Individual & Couples Therapy for Betrayal, Infidelity, & Broken Trust

When trust is broken, nothing feels solid. You're left questioning everything—including yourself.

Close-up of a person holding a smartphone with another person sitting nearby, arms crossed, at a wooden table.

What It Feels Like

The moment everything changed may be crystal clear—or it may have unfolded slowly over time. A partner’s affair. Hidden addiction. Repeated dishonesty. Whatever the specifics, something you counted on has collapsed.

You might feel disoriented, overwhelmed, or numb. You replay what happened, searching for clues you missed. You wonder what was real. You swing between anger, heartbreak, and exhaustion—sometimes all in the same hour.

Even if you’re not sure what’s next, you know this: you can’t go back to how things were.

I work with both individuals and couples navigating betrayal. Whether you’re deciding if a relationship can be rebuilt—or simply trying to make sense of what happened—therapy offers a space to begin.

A happy couple sitting on a couch and smiling at each other in a bright living room.

How Therapy Can Help

Betrayal trauma affects your sense of safety, identity, and connection. It’s not just about what someone did—it’s about how that rupture lives in your body, your thoughts, your relationships.

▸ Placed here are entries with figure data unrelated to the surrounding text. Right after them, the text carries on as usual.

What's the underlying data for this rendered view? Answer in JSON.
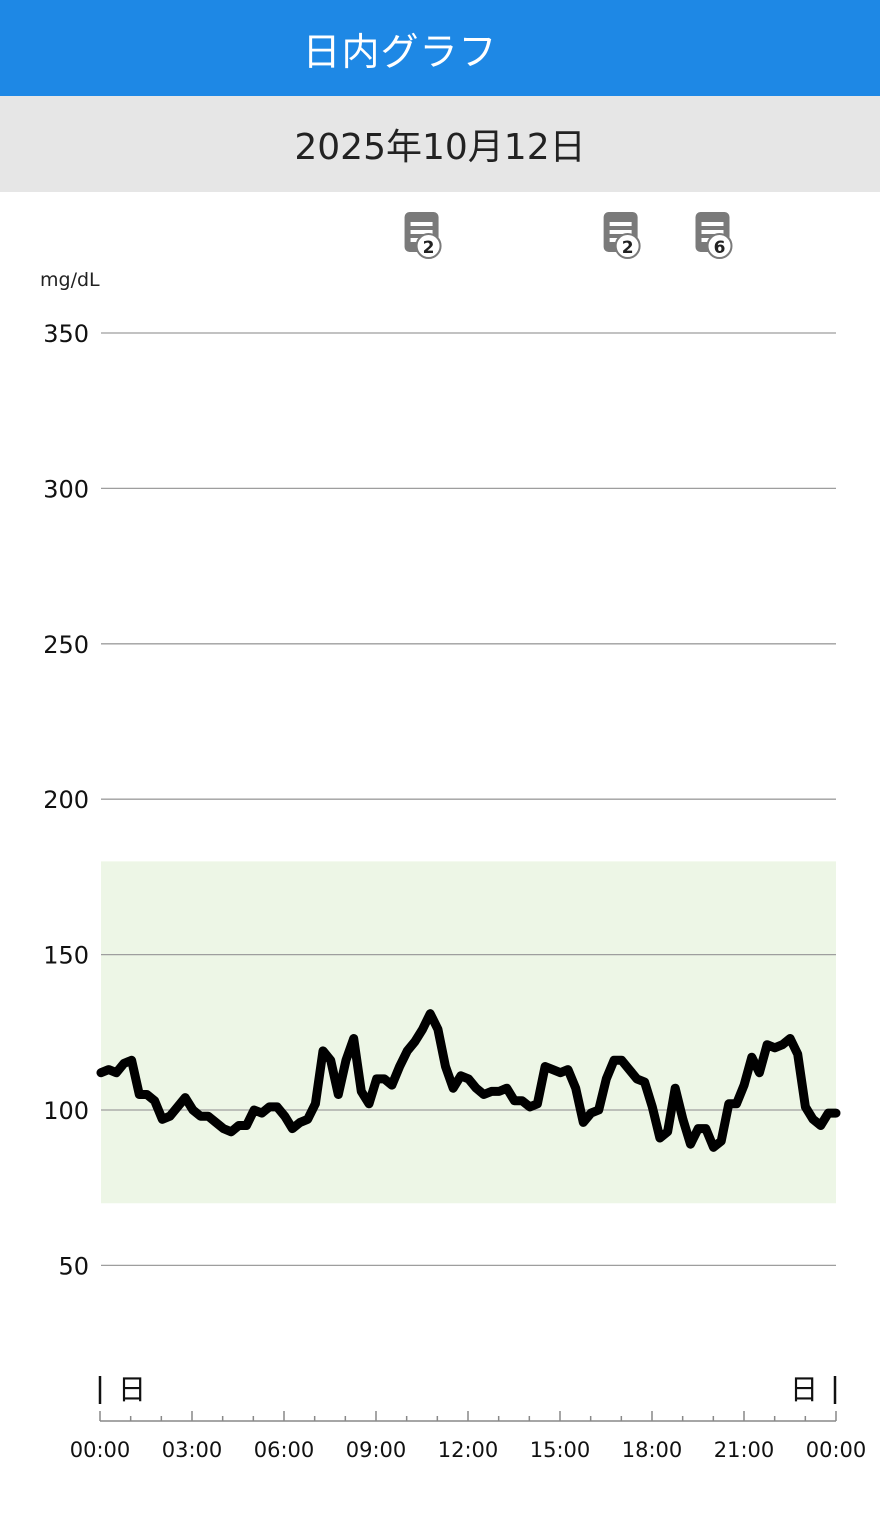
{
  "header": {
    "title": "日内グラフ"
  },
  "date_label": "2025年10月12日",
  "colors": {
    "header_bg": "#1e88e5",
    "date_bg": "#e6e6e6",
    "target_band": "#edf6e6",
    "line": "#000000",
    "grid": "#9e9e9e",
    "note_icon": "#7a7a7a"
  },
  "notes": [
    {
      "time": "10:30",
      "count": "2",
      "icon": "note-icon"
    },
    {
      "time": "17:00",
      "count": "2",
      "icon": "note-icon"
    },
    {
      "time": "20:00",
      "count": "6",
      "icon": "note-icon"
    }
  ],
  "chart_data": {
    "type": "line",
    "unit": "mg/dL",
    "ylim": [
      20,
      350
    ],
    "xlim": [
      "00:00",
      "24:00"
    ],
    "yticks": [
      50,
      100,
      150,
      200,
      250,
      300,
      350
    ],
    "xtick_labels": [
      "00:00",
      "03:00",
      "06:00",
      "09:00",
      "12:00",
      "15:00",
      "18:00",
      "21:00",
      "00:00"
    ],
    "target_range": [
      70,
      180
    ],
    "grid": true,
    "day_markers": {
      "start": "日",
      "end": "日"
    },
    "series": [
      {
        "x": [
          "00:00",
          "00:15",
          "00:30",
          "00:45",
          "01:00",
          "01:15",
          "01:30",
          "01:45",
          "02:00",
          "02:15",
          "02:30",
          "02:45",
          "03:00",
          "03:15",
          "03:30",
          "03:45",
          "04:00",
          "04:15",
          "04:30",
          "04:45",
          "05:00",
          "05:15",
          "05:30",
          "05:45",
          "06:00",
          "06:15",
          "06:30",
          "06:45",
          "07:00",
          "07:15",
          "07:30",
          "07:45",
          "08:00",
          "08:15",
          "08:30",
          "08:45",
          "09:00",
          "09:15",
          "09:30",
          "09:45",
          "10:00",
          "10:15",
          "10:30",
          "10:45",
          "11:00",
          "11:15",
          "11:30",
          "11:45",
          "12:00",
          "12:15",
          "12:30",
          "12:45",
          "13:00",
          "13:15",
          "13:30",
          "13:45",
          "14:00",
          "14:15",
          "14:30",
          "14:45",
          "15:00",
          "15:15",
          "15:30",
          "15:45",
          "16:00",
          "16:15",
          "16:30",
          "16:45",
          "17:00",
          "17:15",
          "17:30",
          "17:45",
          "18:00",
          "18:15",
          "18:30",
          "18:45",
          "19:00",
          "19:15",
          "19:30",
          "19:45",
          "20:00",
          "20:15",
          "20:30",
          "20:45",
          "21:00",
          "21:15",
          "21:30",
          "21:45",
          "22:00",
          "22:15",
          "22:30",
          "22:45",
          "23:00",
          "23:15",
          "23:30",
          "23:45",
          "24:00"
        ],
        "y": [
          112,
          113,
          112,
          115,
          116,
          105,
          105,
          103,
          97,
          98,
          101,
          104,
          100,
          98,
          98,
          96,
          94,
          93,
          95,
          95,
          100,
          99,
          101,
          101,
          98,
          94,
          96,
          97,
          102,
          119,
          116,
          105,
          116,
          123,
          106,
          102,
          110,
          110,
          108,
          114,
          119,
          122,
          126,
          131,
          126,
          114,
          107,
          111,
          110,
          107,
          105,
          106,
          106,
          107,
          103,
          103,
          101,
          102,
          114,
          113,
          112,
          113,
          107,
          96,
          99,
          100,
          110,
          116,
          116,
          113,
          110,
          109,
          101,
          91,
          93,
          107,
          97,
          89,
          94,
          94,
          88,
          90,
          102,
          102,
          108,
          117,
          112,
          121,
          120,
          121,
          123,
          118,
          101,
          97,
          95,
          99,
          99
        ]
      }
    ]
  }
}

In therapy, we create space to slow down and honor the full impact of what you’re carrying. For individuals, this means exploring the pain without judgment, tending to the nervous system, rebuilding self-trust, and clarifying what healing might look like for you. For couples, this means creating safety for honest conversations, acknowledging harm, and—if both partners are willing—beginning the slow, careful work of repair.

The path forward might not be clear yet—but we’ll find your footing together.

What Healing Can Look Like

  • You begin to feel your feet under you again.

  • You don’t question your reality as much.

  • You get clearer on what you need, and more confident asking for it.

  • If you’re in a relationship, you begin to see movement—more honesty, more care, more choice.

  • If you’re moving on, you do so with clarity and self-respect.

Healing from betrayal doesn’t mean forgetting what happened. It means living in a way that honors your experience, your boundaries, and your worth.

You didn’t deserve what happened. But you do deserve support.

Whether you're healing alone or together, I’ll meet you with care, clarity, and respect.